E poiché l’uomo non è solo intelligente, ma ha anche immaginazione e fortuna, la tripla eredità ricevuta, anche quella nel 1806, come la Legion d’Onore, a cinquantasette anni (prima dalla madre della signora Grandet, «poi dal vecchio signor La Bertellière, padre della defunta, e infine da madama Gentillet, sua ava materna») sarà sufficiente a trasformare il credito, di cui già gode, in un volano per costruire un patrimonio che, a fine romanzo, sarà di diciassette milioni di franchi. Ma un patrimonio esige impegno per essere costruito. Ed è qui che entra in scena l’immaginazione.
Papà Grandet si mette a balbettare. Lo fa a comando. È una finta che gli torna utile quando è in difficoltà. Se ha bisogno di tempo (magari solo di pochi istanti) per prendere una decisione, arranca nella costruzione della frase, si ferma due, tre volte sulla stessa sillaba.

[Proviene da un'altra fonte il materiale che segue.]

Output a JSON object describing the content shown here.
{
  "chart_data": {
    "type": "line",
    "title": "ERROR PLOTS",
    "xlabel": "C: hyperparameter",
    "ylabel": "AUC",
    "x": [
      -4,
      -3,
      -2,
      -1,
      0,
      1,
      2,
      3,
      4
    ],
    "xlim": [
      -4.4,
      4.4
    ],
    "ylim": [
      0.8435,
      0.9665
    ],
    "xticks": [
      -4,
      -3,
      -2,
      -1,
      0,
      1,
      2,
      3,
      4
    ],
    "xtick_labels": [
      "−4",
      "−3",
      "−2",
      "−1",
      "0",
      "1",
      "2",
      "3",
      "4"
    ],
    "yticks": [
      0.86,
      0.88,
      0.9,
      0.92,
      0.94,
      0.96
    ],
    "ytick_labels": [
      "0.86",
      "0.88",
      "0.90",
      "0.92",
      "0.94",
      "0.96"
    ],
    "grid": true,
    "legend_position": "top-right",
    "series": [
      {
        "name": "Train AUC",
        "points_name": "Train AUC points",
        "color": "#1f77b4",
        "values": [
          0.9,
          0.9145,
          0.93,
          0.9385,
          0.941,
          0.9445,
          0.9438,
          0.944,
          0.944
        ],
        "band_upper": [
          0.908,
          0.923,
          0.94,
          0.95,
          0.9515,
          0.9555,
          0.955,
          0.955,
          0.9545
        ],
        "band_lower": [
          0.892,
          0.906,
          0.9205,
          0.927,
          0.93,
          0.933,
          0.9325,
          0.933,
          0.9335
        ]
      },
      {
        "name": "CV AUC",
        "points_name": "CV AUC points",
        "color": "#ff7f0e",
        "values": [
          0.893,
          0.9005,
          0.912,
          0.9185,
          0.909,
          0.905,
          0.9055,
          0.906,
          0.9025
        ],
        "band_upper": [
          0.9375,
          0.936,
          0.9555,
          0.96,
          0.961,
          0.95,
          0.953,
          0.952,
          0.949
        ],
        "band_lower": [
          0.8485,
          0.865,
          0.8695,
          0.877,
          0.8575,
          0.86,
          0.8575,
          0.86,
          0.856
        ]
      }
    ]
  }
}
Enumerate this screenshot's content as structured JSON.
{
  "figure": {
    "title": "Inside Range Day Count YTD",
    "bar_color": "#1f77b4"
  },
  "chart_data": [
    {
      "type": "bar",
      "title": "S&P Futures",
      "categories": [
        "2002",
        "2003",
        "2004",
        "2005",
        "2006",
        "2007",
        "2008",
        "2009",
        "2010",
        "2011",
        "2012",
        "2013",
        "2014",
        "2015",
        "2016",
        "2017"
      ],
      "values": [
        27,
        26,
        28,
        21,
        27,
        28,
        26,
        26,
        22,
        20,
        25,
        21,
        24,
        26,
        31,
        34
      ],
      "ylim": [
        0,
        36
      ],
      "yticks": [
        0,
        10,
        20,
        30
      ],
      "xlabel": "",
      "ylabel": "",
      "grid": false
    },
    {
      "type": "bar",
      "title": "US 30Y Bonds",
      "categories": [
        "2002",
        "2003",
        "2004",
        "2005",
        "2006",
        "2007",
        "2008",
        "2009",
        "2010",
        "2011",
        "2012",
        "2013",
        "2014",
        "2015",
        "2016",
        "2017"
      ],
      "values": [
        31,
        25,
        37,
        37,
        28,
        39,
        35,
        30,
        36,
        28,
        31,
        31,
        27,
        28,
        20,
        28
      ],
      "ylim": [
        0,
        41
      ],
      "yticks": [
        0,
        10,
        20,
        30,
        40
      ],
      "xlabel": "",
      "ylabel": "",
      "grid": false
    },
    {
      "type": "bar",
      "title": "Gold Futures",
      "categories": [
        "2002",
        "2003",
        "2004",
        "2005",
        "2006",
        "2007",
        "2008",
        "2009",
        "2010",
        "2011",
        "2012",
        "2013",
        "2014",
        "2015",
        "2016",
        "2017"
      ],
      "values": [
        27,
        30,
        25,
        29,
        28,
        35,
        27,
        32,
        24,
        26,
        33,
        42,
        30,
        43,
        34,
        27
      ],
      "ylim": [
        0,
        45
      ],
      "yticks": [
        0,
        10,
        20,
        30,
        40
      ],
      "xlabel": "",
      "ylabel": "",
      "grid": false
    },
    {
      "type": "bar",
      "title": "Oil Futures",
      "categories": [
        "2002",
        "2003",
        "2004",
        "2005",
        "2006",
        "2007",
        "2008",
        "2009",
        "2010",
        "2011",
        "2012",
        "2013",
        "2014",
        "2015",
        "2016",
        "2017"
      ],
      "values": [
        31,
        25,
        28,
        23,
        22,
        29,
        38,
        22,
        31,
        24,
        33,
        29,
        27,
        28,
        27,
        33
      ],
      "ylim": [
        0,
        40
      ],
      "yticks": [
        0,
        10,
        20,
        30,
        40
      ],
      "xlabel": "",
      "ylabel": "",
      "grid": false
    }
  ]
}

Di attribuire tutte le scelte alla moglie («che egli aveva ridotto ad un ilotismo completo, a una vera schiavitú»), il furbo, appassionato all’oro, avido, Grandet, lo faceva già da prima. Non c’è nessuno, e niente, cui l’uomo rivolga attenzione se non per interesse. O forse sì, la figlia Eugénie: ma solo fino a quando lei non regalerà il tesoro, da seimila franchi, al cugino Charles.
E poiché Balzac non è tanto interessato alla psicologia, quanto, piuttosto, alle scienze e alla storia, al passaggio delle fortune, ai beni, mobiliari e immobiliari, che viaggiano, secondo lui, proprio come i sentimenti, e si trasformano, da liquidi a solidi e viceversa («E anche noi, non si vive forse di morti? Le successioni, in fondo, cosa sono?», chiederà papà Grandet a Ninon) che cosa va a indagare?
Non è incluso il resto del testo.